Downtime
Downtime is often cited as one of the biggest disadvantages of cloud computing. Since cloud computing systems are internet-based, service outages are always an unfortunate possibility and can occur for any reason.
Can your business afford the impacts of an outage or slowdown? An outage on Amazon Web Services in 2017 cost publicly traded companies up to $150 million dollars. Unfortunately, no organization is immune, especially when critical business processes cannot afford to be interrupted. In June and July of 2019, a whole slew of companies and services were hit by outages, including Cloudflare (a major web services provider), Google, Amazon, Shopify, Reddit, Verizon, and Spectrum.
Best practices for minimizing planned downtime in a cloud environment
- Design services with high availability and disaster recovery in mind.

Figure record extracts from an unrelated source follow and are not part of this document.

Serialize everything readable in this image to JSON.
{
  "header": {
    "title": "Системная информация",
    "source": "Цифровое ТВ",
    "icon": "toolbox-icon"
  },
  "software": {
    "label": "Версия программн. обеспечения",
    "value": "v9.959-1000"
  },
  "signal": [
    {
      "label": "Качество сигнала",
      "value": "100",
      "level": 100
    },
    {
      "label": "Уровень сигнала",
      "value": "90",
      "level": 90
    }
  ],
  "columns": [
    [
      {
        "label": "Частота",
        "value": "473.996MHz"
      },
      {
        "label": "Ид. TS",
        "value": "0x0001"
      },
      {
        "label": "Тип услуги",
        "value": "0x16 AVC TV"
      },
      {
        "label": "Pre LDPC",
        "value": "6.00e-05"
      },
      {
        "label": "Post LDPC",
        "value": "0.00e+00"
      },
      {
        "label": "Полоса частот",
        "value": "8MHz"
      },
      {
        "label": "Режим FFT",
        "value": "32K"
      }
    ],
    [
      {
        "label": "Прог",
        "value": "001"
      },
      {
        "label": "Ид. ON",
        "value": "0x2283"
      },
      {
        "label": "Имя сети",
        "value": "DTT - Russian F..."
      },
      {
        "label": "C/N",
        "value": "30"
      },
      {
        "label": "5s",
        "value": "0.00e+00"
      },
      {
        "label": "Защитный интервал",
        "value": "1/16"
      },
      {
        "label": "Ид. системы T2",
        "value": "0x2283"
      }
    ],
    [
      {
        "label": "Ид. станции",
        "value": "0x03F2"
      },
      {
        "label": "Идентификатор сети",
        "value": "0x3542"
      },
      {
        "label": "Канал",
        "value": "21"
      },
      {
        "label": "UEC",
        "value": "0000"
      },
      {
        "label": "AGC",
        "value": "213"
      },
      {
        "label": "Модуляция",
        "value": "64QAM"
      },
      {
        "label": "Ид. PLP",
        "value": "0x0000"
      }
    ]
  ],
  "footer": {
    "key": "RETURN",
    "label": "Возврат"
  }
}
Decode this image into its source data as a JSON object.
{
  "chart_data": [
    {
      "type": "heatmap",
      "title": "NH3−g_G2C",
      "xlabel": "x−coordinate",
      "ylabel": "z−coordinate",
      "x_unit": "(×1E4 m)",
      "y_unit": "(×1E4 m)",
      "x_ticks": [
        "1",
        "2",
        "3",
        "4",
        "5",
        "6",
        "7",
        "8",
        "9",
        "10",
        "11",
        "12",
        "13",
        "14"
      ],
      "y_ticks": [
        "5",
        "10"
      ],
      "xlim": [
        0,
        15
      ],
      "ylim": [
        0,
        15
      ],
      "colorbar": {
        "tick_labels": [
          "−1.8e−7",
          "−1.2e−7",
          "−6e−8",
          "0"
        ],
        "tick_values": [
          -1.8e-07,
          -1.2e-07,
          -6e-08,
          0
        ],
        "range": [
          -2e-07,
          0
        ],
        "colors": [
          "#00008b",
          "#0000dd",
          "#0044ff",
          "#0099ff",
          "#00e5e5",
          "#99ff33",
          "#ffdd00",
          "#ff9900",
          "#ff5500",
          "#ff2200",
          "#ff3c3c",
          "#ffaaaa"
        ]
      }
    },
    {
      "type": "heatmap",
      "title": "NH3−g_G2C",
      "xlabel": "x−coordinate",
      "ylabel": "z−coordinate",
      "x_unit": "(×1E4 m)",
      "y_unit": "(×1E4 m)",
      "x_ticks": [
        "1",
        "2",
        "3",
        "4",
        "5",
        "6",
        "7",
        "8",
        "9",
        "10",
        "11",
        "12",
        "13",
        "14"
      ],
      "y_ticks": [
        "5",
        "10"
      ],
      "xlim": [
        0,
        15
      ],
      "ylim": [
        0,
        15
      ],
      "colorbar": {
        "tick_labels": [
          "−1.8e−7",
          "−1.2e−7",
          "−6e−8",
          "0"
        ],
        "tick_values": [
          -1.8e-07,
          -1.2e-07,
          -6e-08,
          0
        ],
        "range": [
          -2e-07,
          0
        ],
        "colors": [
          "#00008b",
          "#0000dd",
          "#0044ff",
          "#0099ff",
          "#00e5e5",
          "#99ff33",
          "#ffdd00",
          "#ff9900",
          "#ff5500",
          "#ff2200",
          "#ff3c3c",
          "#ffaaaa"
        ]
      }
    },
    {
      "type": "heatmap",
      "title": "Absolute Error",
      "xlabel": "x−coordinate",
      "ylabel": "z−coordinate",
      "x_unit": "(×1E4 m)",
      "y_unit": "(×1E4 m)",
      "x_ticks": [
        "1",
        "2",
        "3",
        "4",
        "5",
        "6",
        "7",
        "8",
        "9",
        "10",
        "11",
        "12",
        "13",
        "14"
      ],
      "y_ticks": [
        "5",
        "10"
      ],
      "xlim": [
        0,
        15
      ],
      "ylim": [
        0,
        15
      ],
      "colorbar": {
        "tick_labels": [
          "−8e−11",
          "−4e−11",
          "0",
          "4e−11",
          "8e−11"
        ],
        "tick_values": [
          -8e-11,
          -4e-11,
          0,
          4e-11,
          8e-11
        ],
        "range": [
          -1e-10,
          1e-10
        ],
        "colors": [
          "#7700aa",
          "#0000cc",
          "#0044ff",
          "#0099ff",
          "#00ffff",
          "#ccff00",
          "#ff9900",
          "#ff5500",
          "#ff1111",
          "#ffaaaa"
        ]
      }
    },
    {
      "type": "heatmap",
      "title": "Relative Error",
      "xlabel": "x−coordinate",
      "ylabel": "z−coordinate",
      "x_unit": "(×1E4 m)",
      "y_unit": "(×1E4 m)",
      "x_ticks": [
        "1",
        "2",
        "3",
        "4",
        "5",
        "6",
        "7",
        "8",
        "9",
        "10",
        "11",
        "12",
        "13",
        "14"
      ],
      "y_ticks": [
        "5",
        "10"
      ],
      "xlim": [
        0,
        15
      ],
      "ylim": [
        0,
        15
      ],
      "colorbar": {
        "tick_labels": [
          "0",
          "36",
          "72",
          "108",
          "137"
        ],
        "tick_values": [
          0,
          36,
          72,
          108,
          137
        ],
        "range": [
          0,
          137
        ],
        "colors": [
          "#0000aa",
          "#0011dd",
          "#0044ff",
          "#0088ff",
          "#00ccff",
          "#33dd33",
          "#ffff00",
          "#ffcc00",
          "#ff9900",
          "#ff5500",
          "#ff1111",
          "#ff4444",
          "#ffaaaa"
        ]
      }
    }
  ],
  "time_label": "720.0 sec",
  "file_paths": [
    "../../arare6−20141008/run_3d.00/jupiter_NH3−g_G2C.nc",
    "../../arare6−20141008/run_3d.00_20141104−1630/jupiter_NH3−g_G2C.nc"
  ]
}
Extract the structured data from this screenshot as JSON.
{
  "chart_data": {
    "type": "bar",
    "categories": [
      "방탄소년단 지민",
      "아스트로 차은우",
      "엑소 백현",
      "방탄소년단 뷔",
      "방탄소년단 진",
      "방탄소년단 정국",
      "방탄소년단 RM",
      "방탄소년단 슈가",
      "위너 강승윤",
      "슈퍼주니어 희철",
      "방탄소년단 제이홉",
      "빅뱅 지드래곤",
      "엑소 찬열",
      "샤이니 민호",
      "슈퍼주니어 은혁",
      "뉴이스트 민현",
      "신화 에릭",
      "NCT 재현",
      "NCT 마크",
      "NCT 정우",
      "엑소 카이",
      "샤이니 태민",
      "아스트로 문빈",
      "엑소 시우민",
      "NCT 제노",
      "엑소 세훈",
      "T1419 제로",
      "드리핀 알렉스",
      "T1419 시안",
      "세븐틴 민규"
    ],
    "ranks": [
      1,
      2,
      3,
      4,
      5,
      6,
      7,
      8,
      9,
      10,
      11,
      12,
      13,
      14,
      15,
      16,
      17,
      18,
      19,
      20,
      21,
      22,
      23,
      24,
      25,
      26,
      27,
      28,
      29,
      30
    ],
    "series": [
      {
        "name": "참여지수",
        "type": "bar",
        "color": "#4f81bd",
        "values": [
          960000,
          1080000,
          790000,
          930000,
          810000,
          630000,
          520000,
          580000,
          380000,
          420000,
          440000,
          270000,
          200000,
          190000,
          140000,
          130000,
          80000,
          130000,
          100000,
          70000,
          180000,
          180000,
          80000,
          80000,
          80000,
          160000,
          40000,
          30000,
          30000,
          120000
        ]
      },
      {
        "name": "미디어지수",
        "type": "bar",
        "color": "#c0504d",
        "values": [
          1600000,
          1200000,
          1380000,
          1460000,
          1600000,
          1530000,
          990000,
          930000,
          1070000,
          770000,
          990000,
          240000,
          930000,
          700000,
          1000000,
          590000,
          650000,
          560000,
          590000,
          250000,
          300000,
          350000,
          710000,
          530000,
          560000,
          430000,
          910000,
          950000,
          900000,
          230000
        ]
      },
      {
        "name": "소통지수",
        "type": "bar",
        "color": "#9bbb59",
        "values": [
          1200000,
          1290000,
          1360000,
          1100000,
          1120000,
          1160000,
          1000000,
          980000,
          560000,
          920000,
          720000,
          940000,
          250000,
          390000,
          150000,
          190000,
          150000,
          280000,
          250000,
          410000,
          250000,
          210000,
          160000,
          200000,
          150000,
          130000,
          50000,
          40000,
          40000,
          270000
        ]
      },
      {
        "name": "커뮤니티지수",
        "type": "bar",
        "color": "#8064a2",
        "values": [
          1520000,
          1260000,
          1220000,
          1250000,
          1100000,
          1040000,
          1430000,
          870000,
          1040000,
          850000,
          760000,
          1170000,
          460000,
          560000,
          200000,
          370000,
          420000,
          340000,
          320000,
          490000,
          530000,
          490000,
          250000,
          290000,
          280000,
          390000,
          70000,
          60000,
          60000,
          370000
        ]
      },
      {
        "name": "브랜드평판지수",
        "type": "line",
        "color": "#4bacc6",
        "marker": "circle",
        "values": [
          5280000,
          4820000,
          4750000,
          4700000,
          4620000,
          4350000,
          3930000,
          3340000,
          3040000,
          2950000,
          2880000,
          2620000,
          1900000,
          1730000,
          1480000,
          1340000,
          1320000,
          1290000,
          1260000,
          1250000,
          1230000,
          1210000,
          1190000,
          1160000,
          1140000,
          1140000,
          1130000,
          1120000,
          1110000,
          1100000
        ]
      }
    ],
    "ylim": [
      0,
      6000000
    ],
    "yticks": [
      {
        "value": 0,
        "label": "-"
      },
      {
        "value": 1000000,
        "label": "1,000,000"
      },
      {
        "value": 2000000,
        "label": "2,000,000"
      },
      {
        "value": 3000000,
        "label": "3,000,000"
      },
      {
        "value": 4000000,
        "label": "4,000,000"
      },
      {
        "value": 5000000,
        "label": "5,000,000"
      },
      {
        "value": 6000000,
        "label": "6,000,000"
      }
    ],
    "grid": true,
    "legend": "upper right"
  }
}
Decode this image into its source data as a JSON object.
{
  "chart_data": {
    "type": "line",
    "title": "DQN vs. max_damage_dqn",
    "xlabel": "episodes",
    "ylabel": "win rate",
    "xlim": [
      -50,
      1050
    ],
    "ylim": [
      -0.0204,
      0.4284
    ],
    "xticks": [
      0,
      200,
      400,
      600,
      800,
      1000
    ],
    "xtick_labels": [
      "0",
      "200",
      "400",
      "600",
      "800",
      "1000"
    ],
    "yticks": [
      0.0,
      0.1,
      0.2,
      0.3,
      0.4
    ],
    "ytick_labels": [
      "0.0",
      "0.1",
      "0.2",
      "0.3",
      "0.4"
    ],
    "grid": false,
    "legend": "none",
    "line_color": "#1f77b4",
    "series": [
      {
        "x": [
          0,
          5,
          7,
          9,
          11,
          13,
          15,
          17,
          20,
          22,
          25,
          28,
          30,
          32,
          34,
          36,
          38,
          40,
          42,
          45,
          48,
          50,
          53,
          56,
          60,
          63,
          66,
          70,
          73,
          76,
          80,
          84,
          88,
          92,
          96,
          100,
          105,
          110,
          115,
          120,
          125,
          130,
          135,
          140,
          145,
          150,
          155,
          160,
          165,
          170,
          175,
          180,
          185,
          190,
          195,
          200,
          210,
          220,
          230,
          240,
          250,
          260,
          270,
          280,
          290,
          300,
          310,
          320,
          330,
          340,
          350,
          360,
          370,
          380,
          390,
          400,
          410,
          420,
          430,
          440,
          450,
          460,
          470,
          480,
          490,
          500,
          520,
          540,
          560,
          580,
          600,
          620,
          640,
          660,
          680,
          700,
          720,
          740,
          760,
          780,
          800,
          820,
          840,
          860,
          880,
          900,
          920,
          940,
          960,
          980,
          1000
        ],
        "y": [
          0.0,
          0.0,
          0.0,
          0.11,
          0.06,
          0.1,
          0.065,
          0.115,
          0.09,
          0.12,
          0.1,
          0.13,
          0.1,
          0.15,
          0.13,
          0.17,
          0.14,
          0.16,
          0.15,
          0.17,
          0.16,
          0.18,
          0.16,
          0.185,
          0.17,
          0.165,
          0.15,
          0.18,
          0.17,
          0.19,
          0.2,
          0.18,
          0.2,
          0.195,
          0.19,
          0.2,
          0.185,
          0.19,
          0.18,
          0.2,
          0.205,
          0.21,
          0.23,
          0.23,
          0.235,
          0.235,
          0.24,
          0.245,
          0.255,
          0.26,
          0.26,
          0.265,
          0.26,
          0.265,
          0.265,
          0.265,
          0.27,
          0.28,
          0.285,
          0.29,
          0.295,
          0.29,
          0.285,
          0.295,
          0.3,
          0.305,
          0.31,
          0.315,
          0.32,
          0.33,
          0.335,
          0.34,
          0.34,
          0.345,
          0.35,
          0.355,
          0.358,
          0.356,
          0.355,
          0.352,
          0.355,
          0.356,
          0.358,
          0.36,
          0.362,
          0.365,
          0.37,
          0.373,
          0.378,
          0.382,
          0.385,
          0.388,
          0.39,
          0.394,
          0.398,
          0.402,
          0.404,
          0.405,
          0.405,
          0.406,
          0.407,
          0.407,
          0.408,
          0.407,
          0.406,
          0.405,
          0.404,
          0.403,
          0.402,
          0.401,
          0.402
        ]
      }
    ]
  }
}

Leverage the multi-availability zones provided by cloud vendors in your infrastructure.
- If your services have a low tolerance for failure, consider multi-region deployments with automated failover to ensure the best business continuity possible.
- Define and implement a disaster recovery plan in line with your business objectives that provide the lowest possible recovery time (RTO) and recovery point objectives (RPO).
- Consider implementing dedicated connectivity such as AWS Direct Connect, Azure ExpressRoute, or Google Cloud’s Dedicated Interconnect or Partner Interconnect. These services provide a dedicated network connection between you and the cloud service point of presence. This can reduce exposure to the risk of business interruption from the public internet.
- Read the fine print on your Service Level Agreement (SLA). Are you guaranteed 99.9% uptime or even better? That 0.1% downtime equals about 45 minutes per month or around eight hours per year.